What a Boundary Actually Is (and What It Isn’t)

Picture this: you’re sitting in yet another meeting that should’ve been an email. Someone says, “Can I grab five minutes?” You say “Sure,” even though you’re running on fumes. We’ve all been there — default-yesing our way through the day.

A boundary isn’t a wall. It’s a door with a lock you control.
It’s not about exclusion; it’s about access — who gets it, when, and under what conditions.

Psychologist Nedra Glover Tawwab defines boundaries as “expectations we set for how others can treat us.” University of Kentucky research (2021) connects boundary strength to higher emotional intelligence and lower burnout. Translation: people who say no more strategically end up with more energy, creativity, and peace.

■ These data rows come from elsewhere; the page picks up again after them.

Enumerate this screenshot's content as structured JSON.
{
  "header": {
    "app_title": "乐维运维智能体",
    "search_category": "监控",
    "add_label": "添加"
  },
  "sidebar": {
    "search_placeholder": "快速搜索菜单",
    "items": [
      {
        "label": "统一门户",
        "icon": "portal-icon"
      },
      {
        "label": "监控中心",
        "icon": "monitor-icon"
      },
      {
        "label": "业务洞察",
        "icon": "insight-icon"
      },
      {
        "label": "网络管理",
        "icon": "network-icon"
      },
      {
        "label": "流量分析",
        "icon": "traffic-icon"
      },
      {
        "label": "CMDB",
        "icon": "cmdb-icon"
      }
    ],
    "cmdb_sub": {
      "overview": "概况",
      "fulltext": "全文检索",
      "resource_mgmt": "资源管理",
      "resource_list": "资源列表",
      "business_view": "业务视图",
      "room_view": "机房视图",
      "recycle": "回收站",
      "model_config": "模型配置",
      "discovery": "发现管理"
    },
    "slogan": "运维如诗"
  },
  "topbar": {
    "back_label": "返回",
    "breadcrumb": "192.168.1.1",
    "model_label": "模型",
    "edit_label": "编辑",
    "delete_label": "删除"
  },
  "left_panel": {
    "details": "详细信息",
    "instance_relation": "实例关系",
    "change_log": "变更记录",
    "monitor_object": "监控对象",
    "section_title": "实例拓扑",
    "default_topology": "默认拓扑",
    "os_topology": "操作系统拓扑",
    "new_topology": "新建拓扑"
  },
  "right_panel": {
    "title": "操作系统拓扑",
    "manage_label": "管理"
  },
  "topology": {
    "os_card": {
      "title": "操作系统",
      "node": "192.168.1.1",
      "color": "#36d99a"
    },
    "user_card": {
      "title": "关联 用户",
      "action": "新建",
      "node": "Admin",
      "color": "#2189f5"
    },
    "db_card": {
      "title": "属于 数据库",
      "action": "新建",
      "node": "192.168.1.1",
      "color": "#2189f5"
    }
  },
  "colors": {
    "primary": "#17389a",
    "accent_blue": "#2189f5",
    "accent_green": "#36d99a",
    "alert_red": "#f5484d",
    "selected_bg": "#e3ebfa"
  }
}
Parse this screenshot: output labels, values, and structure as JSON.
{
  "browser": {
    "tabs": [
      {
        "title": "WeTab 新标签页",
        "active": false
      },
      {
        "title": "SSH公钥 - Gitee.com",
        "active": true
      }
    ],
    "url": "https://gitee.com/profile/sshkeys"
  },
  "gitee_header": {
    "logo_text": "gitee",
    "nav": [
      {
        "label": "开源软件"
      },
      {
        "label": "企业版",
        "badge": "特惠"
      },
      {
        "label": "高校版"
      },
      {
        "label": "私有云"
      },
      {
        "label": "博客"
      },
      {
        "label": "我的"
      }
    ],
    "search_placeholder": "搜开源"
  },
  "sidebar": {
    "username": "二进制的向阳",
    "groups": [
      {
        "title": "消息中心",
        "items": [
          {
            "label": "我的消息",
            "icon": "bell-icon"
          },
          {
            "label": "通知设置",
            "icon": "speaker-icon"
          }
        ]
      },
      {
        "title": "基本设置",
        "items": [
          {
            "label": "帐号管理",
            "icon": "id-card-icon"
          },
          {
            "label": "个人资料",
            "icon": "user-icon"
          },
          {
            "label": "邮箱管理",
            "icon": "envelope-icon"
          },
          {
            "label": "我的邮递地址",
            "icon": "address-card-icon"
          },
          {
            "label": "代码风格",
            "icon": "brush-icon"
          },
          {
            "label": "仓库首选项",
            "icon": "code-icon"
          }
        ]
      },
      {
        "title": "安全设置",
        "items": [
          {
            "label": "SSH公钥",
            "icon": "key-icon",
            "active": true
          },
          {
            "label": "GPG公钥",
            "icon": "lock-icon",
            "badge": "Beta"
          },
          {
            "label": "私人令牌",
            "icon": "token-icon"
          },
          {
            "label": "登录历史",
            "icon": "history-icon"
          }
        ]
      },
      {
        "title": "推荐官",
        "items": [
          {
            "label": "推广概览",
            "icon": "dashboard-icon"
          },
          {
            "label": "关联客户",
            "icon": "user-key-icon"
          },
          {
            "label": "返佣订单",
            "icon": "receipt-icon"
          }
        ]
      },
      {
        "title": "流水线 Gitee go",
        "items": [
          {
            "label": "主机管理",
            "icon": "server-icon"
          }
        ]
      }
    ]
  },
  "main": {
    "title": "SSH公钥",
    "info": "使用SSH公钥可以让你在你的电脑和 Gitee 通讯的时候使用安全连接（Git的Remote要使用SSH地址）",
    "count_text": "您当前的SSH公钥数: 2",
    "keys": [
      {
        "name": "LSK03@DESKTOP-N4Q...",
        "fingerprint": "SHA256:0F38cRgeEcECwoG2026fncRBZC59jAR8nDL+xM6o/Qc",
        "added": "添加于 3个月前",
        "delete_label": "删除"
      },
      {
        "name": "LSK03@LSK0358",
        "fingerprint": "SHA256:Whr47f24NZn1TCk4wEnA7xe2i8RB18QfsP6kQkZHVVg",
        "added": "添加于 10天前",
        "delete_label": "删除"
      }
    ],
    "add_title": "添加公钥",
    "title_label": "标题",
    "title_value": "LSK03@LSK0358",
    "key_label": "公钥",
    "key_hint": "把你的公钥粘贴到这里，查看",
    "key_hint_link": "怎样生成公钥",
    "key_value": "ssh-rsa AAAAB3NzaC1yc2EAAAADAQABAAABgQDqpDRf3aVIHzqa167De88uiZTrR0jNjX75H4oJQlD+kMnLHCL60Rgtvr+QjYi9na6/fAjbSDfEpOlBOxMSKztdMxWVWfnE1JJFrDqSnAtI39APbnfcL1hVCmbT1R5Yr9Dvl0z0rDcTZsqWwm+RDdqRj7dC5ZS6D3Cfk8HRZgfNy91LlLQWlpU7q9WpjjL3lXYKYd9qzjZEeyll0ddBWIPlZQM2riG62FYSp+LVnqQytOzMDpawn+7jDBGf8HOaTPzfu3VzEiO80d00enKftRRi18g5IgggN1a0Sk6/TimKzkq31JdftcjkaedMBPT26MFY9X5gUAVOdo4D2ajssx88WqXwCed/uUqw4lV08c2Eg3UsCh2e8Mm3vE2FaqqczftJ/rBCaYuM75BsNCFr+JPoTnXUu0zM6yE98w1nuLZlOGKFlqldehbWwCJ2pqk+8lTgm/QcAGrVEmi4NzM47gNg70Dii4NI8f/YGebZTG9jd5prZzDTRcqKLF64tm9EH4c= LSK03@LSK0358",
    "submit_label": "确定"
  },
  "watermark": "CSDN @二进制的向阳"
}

Millennials and Gen Z grew up in a “yes” culture — internships that demanded 24/7 availability, group texts that never sleep, Slack pings that feel moral. No wonder “boundaries” became a buzzword. But underneath the trend is a skill: self-trust.

A few scripts to start practicing:

  • “I’d love to help, but I don’t have capacity this week.”

  • “That doesn’t work for me right now.”

  • “I’m offline after six.”

Every boundary you hold teaches your nervous system that your peace matters.

GRL Takeaway: Boundaries aren’t selfish; they’re how you stay connected without self-abandoning.
Try this: Notice one moment today when you say yes out of guilt instead of choice — and pause before answering.